Previous research has been inconclusive regarding the benefits of icodextrin on metabolic and renal functions. Studies have shown that glucose-based PD solutions increase the risk of hyperglycemia. ¹⁴ Paniagua et al. ¹⁵ reported that diabetic patients using icodextrin required less insulin and had improved fasting blood glucose levels. However, a meta-analysis indicated no difference between icodextrin and glucose-based PD solutions in their ability to improve triglyceride, high-density lipoprotein cholesterol, low-density lipoprotein cholesterol, and very low-density lipoprotein cholesterol levels. ¹⁶ In the present study, no statistically significant differences were observed between the two groups with respect to glucose metabolism, lipid profiles, or residual renal function.

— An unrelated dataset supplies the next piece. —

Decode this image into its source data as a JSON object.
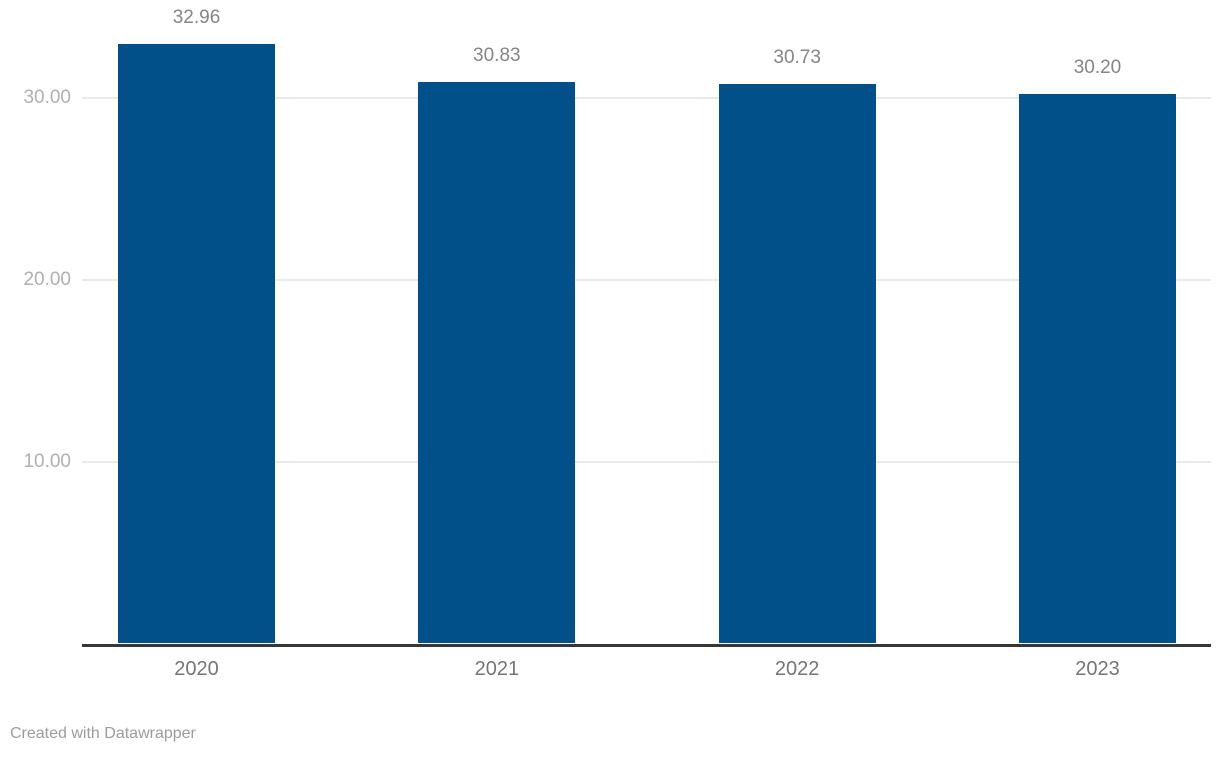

These findings suggest that within the study duration and sample size, icodextrin may exert limited impact on these parameters, and further studies with larger cohorts and longer follow-up are required to clarify its potential effects.

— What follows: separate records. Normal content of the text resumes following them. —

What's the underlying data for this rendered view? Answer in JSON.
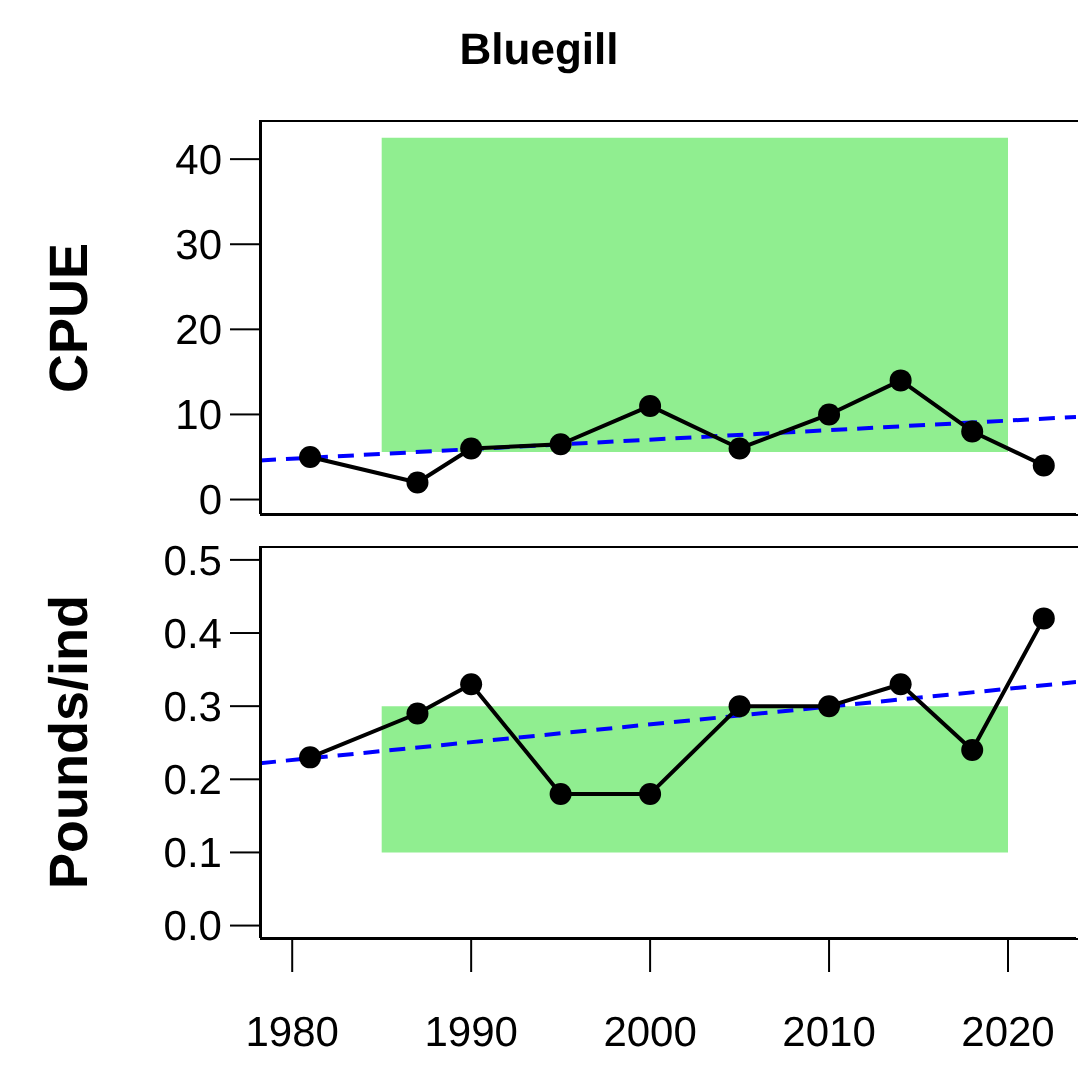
{
  "chart_data": [
    {
      "type": "line",
      "title": "Bluegill",
      "ylabel": "CPUE",
      "xlim": [
        1978.2,
        2023.8
      ],
      "ylim": [
        -1.7,
        44.6
      ],
      "yticks": [
        0,
        10,
        20,
        30,
        40
      ],
      "tick_labels": "y",
      "grid": false,
      "series": [
        {
          "type": "area",
          "x": [
            1985,
            2020
          ],
          "values": [
            null,
            null
          ],
          "lower": [
            5.6,
            5.6
          ],
          "upper": [
            42.5,
            42.5
          ],
          "color": "#90ee90"
        },
        {
          "type": "line",
          "x": [
            1978.2,
            2023.8
          ],
          "values": [
            4.6,
            9.7
          ],
          "color": "#0000ff",
          "line_style": "dashed",
          "marker": "none"
        },
        {
          "x": [
            1981,
            1987,
            1990,
            1995,
            2000,
            2005,
            2010,
            2014,
            2018,
            2022
          ],
          "values": [
            5,
            2,
            6,
            6.5,
            11,
            6,
            10,
            14,
            8,
            4
          ],
          "color": "#000000",
          "line_style": "solid",
          "marker": "circle"
        }
      ]
    },
    {
      "type": "line",
      "ylabel": "Pounds/ind",
      "xlim": [
        1978.2,
        2023.8
      ],
      "xticks": [
        1980,
        1990,
        2000,
        2010,
        2020
      ],
      "ylim": [
        -0.017,
        0.519
      ],
      "yticks": [
        {
          "value": 0,
          "label": "0.0"
        },
        0.1,
        0.2,
        0.3,
        0.4,
        0.5
      ],
      "grid": false,
      "series": [
        {
          "type": "area",
          "x": [
            1985,
            2020
          ],
          "values": [
            null,
            null
          ],
          "lower": [
            0.1,
            0.1
          ],
          "upper": [
            0.3,
            0.3
          ],
          "color": "#90ee90"
        },
        {
          "type": "line",
          "x": [
            1978.2,
            2023.8
          ],
          "values": [
            0.222,
            0.333
          ],
          "color": "#0000ff",
          "line_style": "dashed",
          "marker": "none"
        },
        {
          "x": [
            1981,
            1987,
            1990,
            1995,
            2000,
            2005,
            2010,
            2014,
            2018,
            2022
          ],
          "values": [
            0.23,
            0.29,
            0.33,
            0.18,
            0.18,
            0.3,
            0.3,
            0.33,
            0.24,
            0.42
          ],
          "color": "#000000",
          "line_style": "solid",
          "marker": "circle"
        }
      ]
    }
  ]
}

Malnutrition and inflammation are predictors of mortality in PD patients. Recent studies indicate that excess fluid can elevate the levels of inflammatory cytokines such as tumor necrosis factor (TNF) and interleukin-6 (IL-6), suppressing appetite. Inflammation also activates the ubiquitin–proteasome pathway, leading to muscle loss and malnutrition in PD patients.^17,18 Albumin, a liver-synthesized protein, is a marker of nutritional status, and hypoalbuminemia often leads to poor outcomes for PD patients. ¹⁹ The study revealed that after 4 months of therapy, the icodextrin group had higher albumin levels, although no such difference in CRP levels was observed. This suggests that icodextrin may significantly improve serum albumin levels by enhancing UF and electrolyte balance, thereby reducing gastrointestinal adverse effects, improving appetite, and enhancing nutritional status. The absence of a CRP-lowering effect warrants further exploration of other inflammatory markers (e.g. ferritin, TNF, and IL-6) to confirm the role of icodextrin in alleviating inflammation.

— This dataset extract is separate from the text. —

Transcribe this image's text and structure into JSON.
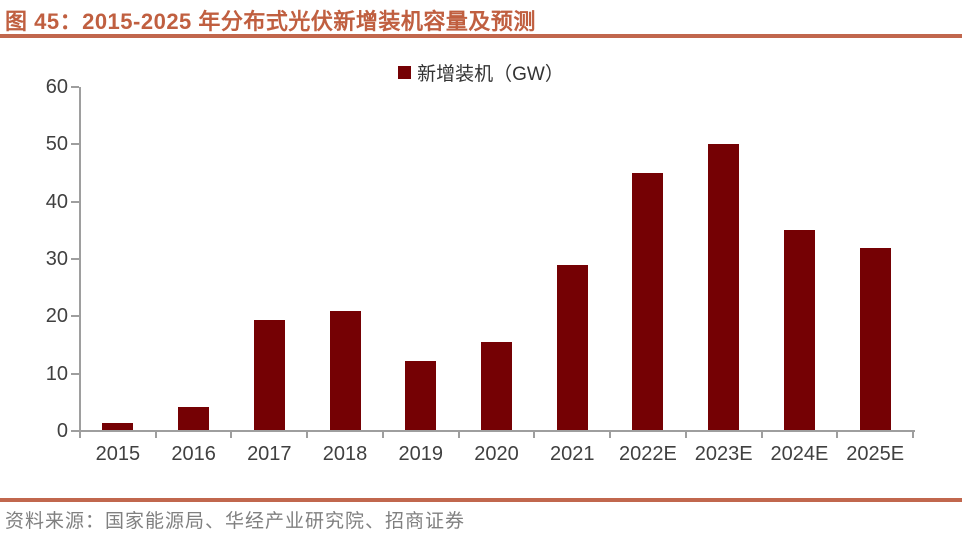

An innovative feature of our study is the use of the SF-36 scale. To the best of our knowledge, no previous study has used this scale to assess the QoL of PD patients using icodextrin. Health-related QoL (HRQoL) is a complex concept that includes physical, psychological, and social functioning.^20–22 Chronic illnesses often diminish an individual’s HRQoL, and dialysis patients typically experience reduced physical function, depression, and muscle weakness, with a QoL far below that of healthy individuals.^23,24 The SF-36 scale evaluates eight dimensions and is often used to assess treatment interventions or track changes in health status. Our study revealed that after 4 months of treatment, the icodextrin group showed higher scores in all eight dimensions of the SF-36 scale, indicating that icodextrin improves the emotional well-being, social functioning, and overall health status of patients. This may be attributed to icodextrin’s ability to reduce sodium and fluid retention, increase small-solute clearance, minimize gastrointestinal reactions, improve dietary intake, enhance albumin levels, and control BP.

Our study has certain limitations. First, the relatively small sample size may have introduced bias and limited the subgroup analyses of diabetic and nondiabetic patients regarding glucose and lipid metabolism. Second, echocardiography was not performed to assess cardiac function. Third, studies with a larger sample size and longer treatment duration are needed to assess the effect of icodextrin on residual kidney function.

Conclusion

Compared with glucose-based PD solutions, icodextrin offers benefits in enhancing UF, maintaining electrolyte balance, improving nutritional status, and enhancing QoL, supporting the use of icodextrin as an effective and widely adopted option in the management of PD patients.